People were supported to have maximum choice and control of their lives and staff supported them in the least restrictive way possible; the policies and systems in the service supported this practice.

Staff communicated with people effectively dependent on their individual needs. Staff knew people well and were able to provide support in a person-centred way. People were supported to maintain their independence and their privacy and dignity were respected.

People’s care plans were kept up to date and reflected their individual needs and circumstances. People were supported to follow their interests and live their lives as they chose to. Staff assisted people to access college, community services and pursue social and leisure activities.

People were able to make a complaint if needed and their feedback was gathered to help drive improvement. Systems were in place to identify shortfalls and ensure quality care was provided. There was a positive culture within the service and people felt managers were approachable.

Further information is in the detailed findings below.

Inspection carried out on 8 January 2016

During a routine inspection

Adka Independence (East Yorks) Ltd is a domiciliary care agency registered to provide personal care in Kingston upon Hull. The service provides care for people in the community who may have a learning disability, autistic spectrum disorder, a physical disability or a sensory impairment.

The last inspection was completed on 31October 2013 and the service was found to be compliant with the regulations inspected at that time. This announced inspection took place on 5 January 2016.

The service had a registered manager. A registered manager is a person who has registered with the CQC to manage the service. Like registered providers they are ‘registered persons’. Registered persons have a legal responsibility for meeting the requirements in the Health and Social Care Act 2008 and associated Regulations about how the service is run.

People who used the service were safe. Staff had been trained to protect people from abuse and avoidable harm. Known risks were managed to ensure people were supported safely. People received support from suitable numbers of staff selected by the people who used the service. Staff had been trained to administer medicines safely. The medicines administration records (MARs) we saw were completed accurately.

Staff had completed a range of training to ensure they had the skills and abilities to meet people’s assessed needs. Staff received effective levels of supervision and professional development. People who used the service were encouraged to eat a healthy, balanced diet.
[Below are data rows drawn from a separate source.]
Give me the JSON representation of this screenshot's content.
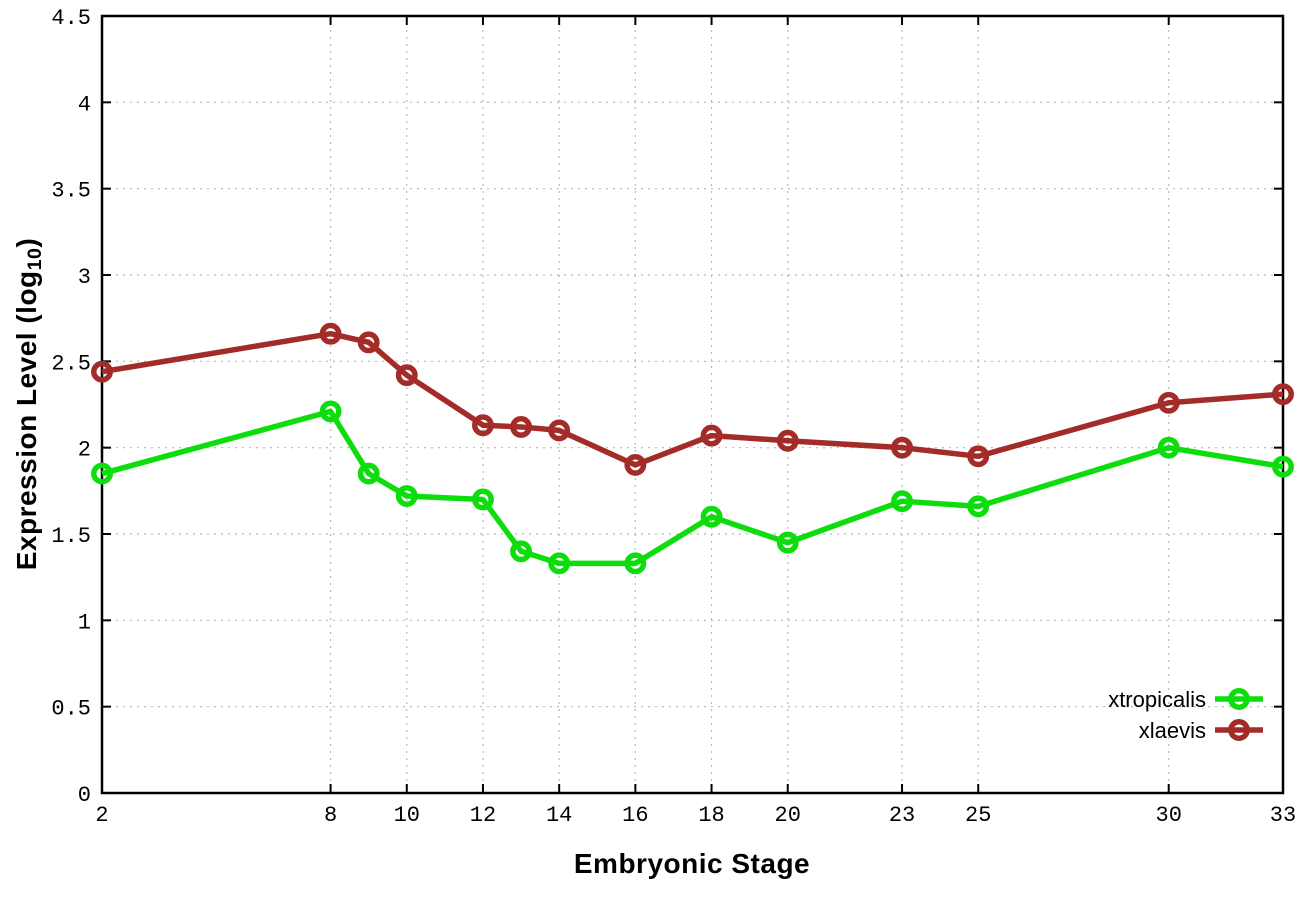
{
  "figure": {
    "xlabel": "Embryonic Stage",
    "ylabel_prefix": "Expression Level (log",
    "ylabel_sub": "10",
    "ylabel_suffix": ")",
    "background_color": "#ffffff",
    "axis_color": "#000000",
    "grid_color": "#b8b8b8"
  },
  "chart_data": {
    "type": "line",
    "title": "",
    "xlabel": "Embryonic Stage",
    "ylabel": "Expression Level (log10)",
    "x": [
      2,
      8,
      9,
      10,
      12,
      13,
      14,
      16,
      18,
      20,
      23,
      25,
      30,
      33
    ],
    "series": [
      {
        "name": "xtropicalis",
        "color": "#0ddd0d",
        "marker": "open-circle",
        "values": [
          1.85,
          2.21,
          1.85,
          1.72,
          1.7,
          1.4,
          1.33,
          1.33,
          1.6,
          1.45,
          1.69,
          1.66,
          2.0,
          1.89
        ]
      },
      {
        "name": "xlaevis",
        "color": "#a42c28",
        "marker": "open-circle",
        "values": [
          2.44,
          2.66,
          2.61,
          2.42,
          2.13,
          2.12,
          2.1,
          1.9,
          2.07,
          2.04,
          2.0,
          1.95,
          2.26,
          2.31
        ]
      }
    ],
    "xlim": [
      2,
      33
    ],
    "ylim": [
      0,
      4.5
    ],
    "xticks": [
      2,
      8,
      10,
      12,
      14,
      16,
      18,
      20,
      23,
      25,
      30,
      33
    ],
    "xtick_labels": [
      "2",
      "8",
      "10",
      "12",
      "14",
      "16",
      "18",
      "20",
      "23",
      "25",
      "30",
      "33"
    ],
    "yticks": [
      0,
      0.5,
      1,
      1.5,
      2,
      2.5,
      3,
      3.5,
      4,
      4.5
    ],
    "ytick_labels": [
      "0",
      "0.5",
      "1",
      "1.5",
      "2",
      "2.5",
      "3",
      "3.5",
      "4",
      "4.5"
    ],
    "grid": true,
    "grid_style": "dotted",
    "legend_position": "inside-bottom-right",
    "legend": [
      "xtropicalis",
      "xlaevis"
    ]
  }
}
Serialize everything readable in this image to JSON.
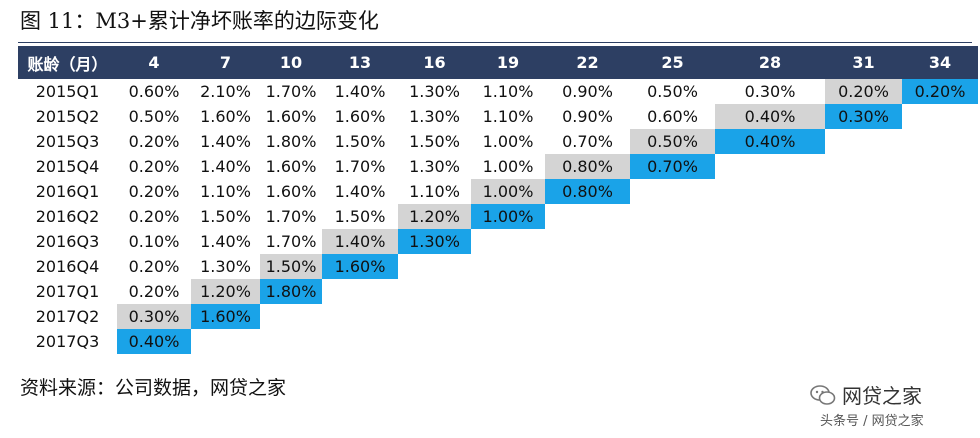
{
  "figure": {
    "title": "图 11：M3+累计净坏账率的边际变化",
    "source": "资料来源：公司数据，网贷之家"
  },
  "table": {
    "header_label": "账龄（月）",
    "columns": [
      "4",
      "7",
      "10",
      "13",
      "16",
      "19",
      "22",
      "25",
      "28",
      "31",
      "34"
    ],
    "rows": [
      {
        "label": "2015Q1",
        "values": [
          "0.60%",
          "2.10%",
          "1.70%",
          "1.40%",
          "1.30%",
          "1.10%",
          "0.90%",
          "0.50%",
          "0.30%",
          "0.20%",
          "0.20%"
        ]
      },
      {
        "label": "2015Q2",
        "values": [
          "0.50%",
          "1.60%",
          "1.60%",
          "1.60%",
          "1.30%",
          "1.10%",
          "0.90%",
          "0.60%",
          "0.40%",
          "0.30%"
        ]
      },
      {
        "label": "2015Q3",
        "values": [
          "0.20%",
          "1.40%",
          "1.80%",
          "1.50%",
          "1.50%",
          "1.00%",
          "0.70%",
          "0.50%",
          "0.40%"
        ]
      },
      {
        "label": "2015Q4",
        "values": [
          "0.20%",
          "1.40%",
          "1.60%",
          "1.70%",
          "1.30%",
          "1.00%",
          "0.80%",
          "0.70%"
        ]
      },
      {
        "label": "2016Q1",
        "values": [
          "0.20%",
          "1.10%",
          "1.60%",
          "1.40%",
          "1.10%",
          "1.00%",
          "0.80%"
        ]
      },
      {
        "label": "2016Q2",
        "values": [
          "0.20%",
          "1.50%",
          "1.70%",
          "1.50%",
          "1.20%",
          "1.00%"
        ]
      },
      {
        "label": "2016Q3",
        "values": [
          "0.10%",
          "1.40%",
          "1.70%",
          "1.40%",
          "1.30%"
        ]
      },
      {
        "label": "2016Q4",
        "values": [
          "0.20%",
          "1.30%",
          "1.50%",
          "1.60%"
        ]
      },
      {
        "label": "2017Q1",
        "values": [
          "0.20%",
          "1.20%",
          "1.80%"
        ]
      },
      {
        "label": "2017Q2",
        "values": [
          "0.30%",
          "1.60%"
        ]
      },
      {
        "label": "2017Q3",
        "values": [
          "0.40%"
        ]
      }
    ],
    "colors": {
      "header_bg": "#2d3f63",
      "header_text": "#ffffff",
      "last_value_highlight": "#1aa3e8",
      "second_last_highlight": "#d4d4d4"
    }
  },
  "watermark": {
    "main": "网贷之家",
    "sub": "头条号 / 网贷之家",
    "icon": "wechat-icon"
  }
}
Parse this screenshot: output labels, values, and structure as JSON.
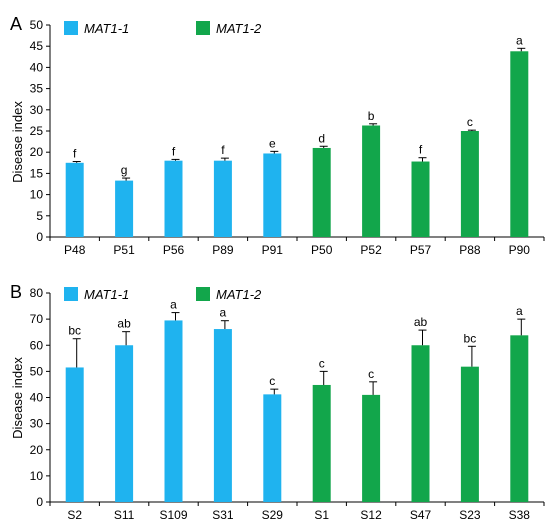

When concerns were highlighted with people relevant professionals were contacted for their advice and guidance. Staff supported people to attend healthcare appointments when required.

People had their care and support needs met by caring staff who knew their preferences. During our observations it was clear supportive and trusting relationships had been formed between staff and the people they supported. Staff treated people with respect and helped them to maintain their dignity and levels of independence. Systems were in place to ensure private and sensitive information was stored confidentially.

People were involved with the planning and delivery of their care. People were invited to interview prospective staff and chose the staff who supported them. Care plans and risk assessments were updated as required. A complaints policy and procedure were in place which were provided to people who used the service. We saw evidence complaints were taken seriously by the registered provider and action was taken to improve the service following people’s feedback.

Questionnaires were completed by people who used the service, their relatives and staff, the feedback we saw was consistently positive. A quality assurance system was in place that consisted of audits, checks and feedback. When shortfalls were identified action was taken to improve the level of service. The registered provider was involved in the day to day running and management of the service.